Saturday, July 09, 2005

Dom Passantino is a great writer. Watch this dude. To haters, if you can't be cynical about the music industry, what CAN you be cynical about? Is it really that offensive to run into a sarcastic non-booster? Especially one so descriptive, one whose sardonic humor is this entertaining? If so, you really have no reason to be reading criticism. Stick with press releases.

Spent a lot of time this week making friends listen to TP3.Reloaded and watch the Trapped In The Closet DVD. Spent a lot of time watching friends laugh their ass off in disbelief. There's always a desire to use phrases like "artless" or "so bad its good," but they cloak the level of craft that must go into these campy miracles. Without the exuberance of his voice, the quality of the music and his gift for narrative, how would these ridiculous songs be so memorable? While he's no peer of Green, Gaye or Prince as an artist, he certainly trumps Pendergrass and Parker Jr. as entertainers. He sounds so spontaneous while mixing the crass and grandly passionate that he must either be an idiot savant or an irreverent comic genius, possibly both. The inexplicability is part of the appeal.

I'm not sure how many people are familiar with Frank Kogan's free lunch concept, but one thing I've wondered is whether these unspoken qualities become saleable if the artist stays in the media eye. Is Michael Jackson's paranoia really a secret goody today rather than an obvious trait?
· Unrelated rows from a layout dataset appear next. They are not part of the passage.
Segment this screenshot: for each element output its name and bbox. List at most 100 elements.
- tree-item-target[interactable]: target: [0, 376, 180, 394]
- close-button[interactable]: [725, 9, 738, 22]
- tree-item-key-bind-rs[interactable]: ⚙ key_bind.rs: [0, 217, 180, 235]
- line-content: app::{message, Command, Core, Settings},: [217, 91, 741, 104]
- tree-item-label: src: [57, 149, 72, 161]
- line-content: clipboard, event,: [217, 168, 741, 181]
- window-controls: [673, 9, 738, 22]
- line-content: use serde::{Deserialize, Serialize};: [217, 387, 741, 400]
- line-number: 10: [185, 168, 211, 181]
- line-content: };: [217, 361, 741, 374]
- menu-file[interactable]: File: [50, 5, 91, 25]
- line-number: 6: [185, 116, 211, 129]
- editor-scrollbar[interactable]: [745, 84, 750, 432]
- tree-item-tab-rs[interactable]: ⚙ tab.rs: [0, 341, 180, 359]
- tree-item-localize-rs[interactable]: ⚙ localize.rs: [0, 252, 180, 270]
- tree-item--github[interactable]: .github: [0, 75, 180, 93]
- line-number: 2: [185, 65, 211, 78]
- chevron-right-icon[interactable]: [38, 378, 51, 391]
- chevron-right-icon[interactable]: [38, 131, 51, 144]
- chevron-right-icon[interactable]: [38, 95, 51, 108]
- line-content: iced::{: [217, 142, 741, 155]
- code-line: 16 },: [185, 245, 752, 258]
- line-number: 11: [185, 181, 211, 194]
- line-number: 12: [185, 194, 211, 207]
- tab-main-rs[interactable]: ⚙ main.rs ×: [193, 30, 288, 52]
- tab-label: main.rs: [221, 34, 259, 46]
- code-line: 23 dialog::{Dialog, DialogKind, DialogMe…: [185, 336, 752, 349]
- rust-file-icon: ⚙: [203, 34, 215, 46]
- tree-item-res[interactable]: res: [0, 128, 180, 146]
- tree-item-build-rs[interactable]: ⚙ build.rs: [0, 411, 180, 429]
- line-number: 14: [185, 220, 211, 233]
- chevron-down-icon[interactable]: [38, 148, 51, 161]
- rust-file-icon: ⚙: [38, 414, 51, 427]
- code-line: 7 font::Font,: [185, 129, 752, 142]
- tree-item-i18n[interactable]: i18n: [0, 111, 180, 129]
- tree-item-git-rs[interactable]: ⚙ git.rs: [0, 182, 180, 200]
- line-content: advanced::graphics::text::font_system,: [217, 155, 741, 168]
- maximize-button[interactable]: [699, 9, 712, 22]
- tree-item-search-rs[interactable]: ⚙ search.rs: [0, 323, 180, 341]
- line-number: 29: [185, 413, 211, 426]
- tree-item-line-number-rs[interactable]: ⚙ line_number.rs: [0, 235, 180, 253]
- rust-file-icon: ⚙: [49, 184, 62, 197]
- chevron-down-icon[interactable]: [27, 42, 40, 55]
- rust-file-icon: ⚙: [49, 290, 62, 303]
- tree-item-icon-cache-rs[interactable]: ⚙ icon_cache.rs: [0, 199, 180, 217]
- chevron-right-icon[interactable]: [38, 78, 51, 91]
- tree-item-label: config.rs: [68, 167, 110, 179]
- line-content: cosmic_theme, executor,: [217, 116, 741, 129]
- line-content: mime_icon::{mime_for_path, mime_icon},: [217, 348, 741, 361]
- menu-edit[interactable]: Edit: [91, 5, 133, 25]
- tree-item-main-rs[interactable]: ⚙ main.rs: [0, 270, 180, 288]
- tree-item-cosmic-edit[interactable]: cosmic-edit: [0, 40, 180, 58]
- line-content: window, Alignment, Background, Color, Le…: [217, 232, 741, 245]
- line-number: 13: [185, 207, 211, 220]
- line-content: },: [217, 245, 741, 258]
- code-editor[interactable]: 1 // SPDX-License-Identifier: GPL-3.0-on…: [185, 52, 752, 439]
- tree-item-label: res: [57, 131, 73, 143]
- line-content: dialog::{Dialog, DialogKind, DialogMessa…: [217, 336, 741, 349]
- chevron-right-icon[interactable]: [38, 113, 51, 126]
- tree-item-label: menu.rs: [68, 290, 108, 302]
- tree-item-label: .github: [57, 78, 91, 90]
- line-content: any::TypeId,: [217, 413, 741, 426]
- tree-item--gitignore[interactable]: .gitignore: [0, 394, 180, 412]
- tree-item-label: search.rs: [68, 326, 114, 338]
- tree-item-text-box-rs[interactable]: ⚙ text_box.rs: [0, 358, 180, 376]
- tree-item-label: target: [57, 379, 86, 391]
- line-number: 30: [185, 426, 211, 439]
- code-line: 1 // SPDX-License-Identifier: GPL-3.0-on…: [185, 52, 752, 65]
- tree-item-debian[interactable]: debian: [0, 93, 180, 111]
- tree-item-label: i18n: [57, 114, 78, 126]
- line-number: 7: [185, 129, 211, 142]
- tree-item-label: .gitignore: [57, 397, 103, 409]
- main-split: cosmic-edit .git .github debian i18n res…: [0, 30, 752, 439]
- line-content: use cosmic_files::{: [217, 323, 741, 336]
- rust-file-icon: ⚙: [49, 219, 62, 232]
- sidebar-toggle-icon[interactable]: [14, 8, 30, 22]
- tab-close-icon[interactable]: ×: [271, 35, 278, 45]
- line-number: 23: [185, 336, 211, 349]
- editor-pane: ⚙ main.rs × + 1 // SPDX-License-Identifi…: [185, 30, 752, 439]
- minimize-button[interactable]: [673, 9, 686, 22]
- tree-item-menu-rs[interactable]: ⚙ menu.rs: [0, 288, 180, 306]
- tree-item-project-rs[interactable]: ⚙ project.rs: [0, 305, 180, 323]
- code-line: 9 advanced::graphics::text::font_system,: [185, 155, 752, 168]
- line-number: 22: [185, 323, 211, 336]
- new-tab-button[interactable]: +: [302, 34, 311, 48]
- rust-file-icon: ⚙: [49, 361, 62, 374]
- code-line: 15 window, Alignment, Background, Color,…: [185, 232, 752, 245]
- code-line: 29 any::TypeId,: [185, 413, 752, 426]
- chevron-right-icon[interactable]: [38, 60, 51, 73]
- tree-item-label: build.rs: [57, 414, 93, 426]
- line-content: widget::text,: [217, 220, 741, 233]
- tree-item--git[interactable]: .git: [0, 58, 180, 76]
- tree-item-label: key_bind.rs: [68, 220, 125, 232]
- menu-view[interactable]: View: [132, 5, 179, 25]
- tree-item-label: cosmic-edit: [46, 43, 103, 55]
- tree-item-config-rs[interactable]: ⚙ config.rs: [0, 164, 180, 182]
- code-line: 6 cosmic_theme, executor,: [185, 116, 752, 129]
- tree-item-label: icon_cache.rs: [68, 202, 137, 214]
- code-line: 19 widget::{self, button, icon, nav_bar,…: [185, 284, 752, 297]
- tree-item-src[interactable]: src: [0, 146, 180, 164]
Likewise, R. Kelly's penchant for the absurd, evident from the very beginning ("I Like The Crotch On You," anyone?), has become more and more flagrant with each TP release: "Bump'n'Grind" to "Feelin' On Yo' Booty" to "Sex In The Kitchen." I have a hard time imagining anybody missing the batshit while listening to TP3.Reloaded, and that lack of restraint is part of what makes this my favorite Kelly album to date. Aside from a watered-down Usher rip (his only real competition as an entertainer these days) and maybe "(Sex) Love Is What We Makin'" every track is either energetic or completely bananas (those nutzoid slow jams have more juice than usual, too). His voice has only grown more lithe and pleasureful with time, and while nothing has the earnest gravity of "Turn Back The Hands Of Time," "Down Low" or even "Heaven, I Need A Hug," I don't think he's necessarily lost the ability to affect on that level. This time he's just not bothering to try.

As for the criminal allegations, I tend to assume all celebrities inject meth into their eyeballs while beating servants and molesting farm animals. If they're accused and found guilty of misdeeds, they should suffer the consequences. While I understand if others can't enjoy the art created by criminals or perverts, I can't give up my Chuck Berry and I can't give up my Kells.